It’s one thing to talk about it; it’s another to do it. Such was my posture this morning as I arose from beneath the covers. Yesterday’s talk about the beach was today’s reality. The two objectives – the beach and a swim in the sea – were at hand.
In humans, posture can provide a significant amount of important information through nonverbal communication. Psychological studies have also demonstrated the effects of body posture on emotions. This research can be traced back to Charles Darwin’s studies of emotion and movement in humans and animals. Currently, many studies have shown that certain patterns of body movements are indicative of specific emotions. Researchers studied sign language and found that even non-sign language users can determine emotions from only hand movements. Another example is the fact that anger is characterized by forward whole body movement. The theories that guide research in this field are the self-validation or perception theory and the embodied emotion theory.

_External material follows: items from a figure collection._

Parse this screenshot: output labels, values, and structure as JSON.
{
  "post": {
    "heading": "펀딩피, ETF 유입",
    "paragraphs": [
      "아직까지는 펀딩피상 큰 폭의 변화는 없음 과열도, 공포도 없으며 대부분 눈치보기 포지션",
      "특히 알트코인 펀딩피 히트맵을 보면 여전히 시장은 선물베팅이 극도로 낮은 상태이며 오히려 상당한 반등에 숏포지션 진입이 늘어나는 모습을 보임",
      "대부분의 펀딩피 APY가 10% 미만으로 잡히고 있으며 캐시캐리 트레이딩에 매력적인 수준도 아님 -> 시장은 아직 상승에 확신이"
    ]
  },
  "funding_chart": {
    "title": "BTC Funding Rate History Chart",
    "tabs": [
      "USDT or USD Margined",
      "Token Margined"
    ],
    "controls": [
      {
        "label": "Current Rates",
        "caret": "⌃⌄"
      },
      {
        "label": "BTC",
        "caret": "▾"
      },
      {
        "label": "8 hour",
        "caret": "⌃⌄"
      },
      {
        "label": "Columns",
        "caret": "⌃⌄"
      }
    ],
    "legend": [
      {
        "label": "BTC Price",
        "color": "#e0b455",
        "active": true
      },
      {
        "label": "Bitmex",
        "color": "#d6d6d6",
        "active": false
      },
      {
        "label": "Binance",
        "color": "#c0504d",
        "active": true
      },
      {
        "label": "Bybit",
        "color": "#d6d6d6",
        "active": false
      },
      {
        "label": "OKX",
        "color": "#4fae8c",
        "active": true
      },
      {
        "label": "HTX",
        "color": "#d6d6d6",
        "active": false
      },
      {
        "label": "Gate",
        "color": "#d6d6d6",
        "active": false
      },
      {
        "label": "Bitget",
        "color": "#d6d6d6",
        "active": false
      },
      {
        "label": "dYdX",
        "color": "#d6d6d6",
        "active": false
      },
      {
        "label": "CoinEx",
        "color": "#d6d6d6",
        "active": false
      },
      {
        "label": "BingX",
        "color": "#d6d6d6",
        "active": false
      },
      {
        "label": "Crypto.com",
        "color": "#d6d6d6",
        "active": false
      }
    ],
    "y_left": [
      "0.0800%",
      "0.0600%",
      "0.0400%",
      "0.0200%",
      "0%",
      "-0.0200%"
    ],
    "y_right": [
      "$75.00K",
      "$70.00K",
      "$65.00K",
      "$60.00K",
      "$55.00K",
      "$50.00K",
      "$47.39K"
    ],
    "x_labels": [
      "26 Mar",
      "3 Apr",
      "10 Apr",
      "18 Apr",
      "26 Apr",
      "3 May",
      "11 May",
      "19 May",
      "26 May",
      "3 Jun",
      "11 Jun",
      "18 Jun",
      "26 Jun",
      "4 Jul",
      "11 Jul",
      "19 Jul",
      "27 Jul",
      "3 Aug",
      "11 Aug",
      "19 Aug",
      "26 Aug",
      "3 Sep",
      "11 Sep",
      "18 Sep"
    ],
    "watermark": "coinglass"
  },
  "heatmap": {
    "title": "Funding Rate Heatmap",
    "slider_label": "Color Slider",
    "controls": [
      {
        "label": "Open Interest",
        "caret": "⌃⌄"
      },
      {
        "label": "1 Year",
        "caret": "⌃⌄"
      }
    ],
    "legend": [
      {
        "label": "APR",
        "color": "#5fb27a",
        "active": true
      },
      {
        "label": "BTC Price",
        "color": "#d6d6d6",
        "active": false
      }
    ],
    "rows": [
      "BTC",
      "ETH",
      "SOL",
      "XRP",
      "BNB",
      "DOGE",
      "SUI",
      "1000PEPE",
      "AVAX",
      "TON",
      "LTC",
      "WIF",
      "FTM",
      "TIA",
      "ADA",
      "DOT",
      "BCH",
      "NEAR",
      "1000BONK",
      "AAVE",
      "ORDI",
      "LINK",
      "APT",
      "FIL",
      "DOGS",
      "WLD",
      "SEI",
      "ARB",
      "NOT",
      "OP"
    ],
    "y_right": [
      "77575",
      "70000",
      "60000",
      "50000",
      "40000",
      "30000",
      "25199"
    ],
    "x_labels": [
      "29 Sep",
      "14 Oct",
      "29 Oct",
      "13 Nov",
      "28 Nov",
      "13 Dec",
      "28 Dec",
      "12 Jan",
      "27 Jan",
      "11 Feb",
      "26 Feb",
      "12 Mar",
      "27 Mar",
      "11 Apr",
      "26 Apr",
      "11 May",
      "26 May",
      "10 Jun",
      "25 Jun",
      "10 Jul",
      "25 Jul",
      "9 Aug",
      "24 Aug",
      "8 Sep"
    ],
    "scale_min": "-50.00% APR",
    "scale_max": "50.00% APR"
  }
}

I was interrupted in the pursuit of my deliberation. It was April 1st and my electronic calendar had a reminder to file tax documents from our financial advisor with the accountant. Though it sounds a simple task it required work and attention. Downloading the information was the first necessity. Then saving it to permit easy reference – basically making an adequate filing system. And finally exporting the material to the accountant’s portal. All of which required a deftness to “access” the original material, the filing cabinet and the portal, each with separate passwords. I am positive there was a more expedient way to have done it but I chose to proceed one step at a time (as is my wont) to preserve my composure and acuity in the process.
In the result my morning ambition – not to mention the car wash – was rendered aside by an unanticipated delay.
It was no long afterwards that I was back in gear, cutting up a Honey Crisp apple and spooning steel cut oats as though by rote. By 10:30 am I was headed to the bike rack, beach towel in hand.
My cycling sojourn took me through the shaded pathway from Lighthouse Road to South Sea Pines Drive and finally Tower Beach. Tower Beach is precisely at the “toe” or southern end of Hilton Head Island. I mention this because the curved geography (adjacent Calibogue Sound) foments unique swirls and other characterisitics of the North Atlantic Ocean as the tides come crashing in towards Hilton Head Island and Daufuskie Island. Critically for me the depth of the sea deepens more precipitously here than along the northeastern boundary of the shore. Instead of having to walk out a considerable distance upon the ocean floor to get enough depth for swimming, the facility is within easy reach. There is however a noticeable undertow. I swam parallel the shoreline against the undertow and allowed it to propel me backwards in line with my bicyle nearby on the beach.
My dip into the sea was not instantaneous upon my arrival at the beach. I lingered close by the boardwalk against the dunes for an hour gathering the radiating heat. And gathering my chutzpah for the swim.
Even after my first swim I couldn’t resist laying on the beach again, this time further along the shore. I found a secluded area near the dunes and partially sheltered from the southwesterly wind which afforded a pleasant breeze but stirred up the powdered white sand. Indeed I was afterwards laden with particles of the powder.
In my second swim in the Ocean the waves were stronger. The water was clouded by the turbulence; it was impossible to see underwater. But the salinity soothed my sunburned skin and cleared my eyes.
The climax of today’s little event by the sea was the accomplishment of its simple purpose. Like most adventures the achievement is less a challenge than initially anticipated. Nonetheless getting past the obstruction is relieving. Nor was it only the temperature of the water. Making a production of sunbathing on the beach also required calculation. This is especially so at 73 years of age when most others would likely be otherwise inclined – though doing what I am uncertain.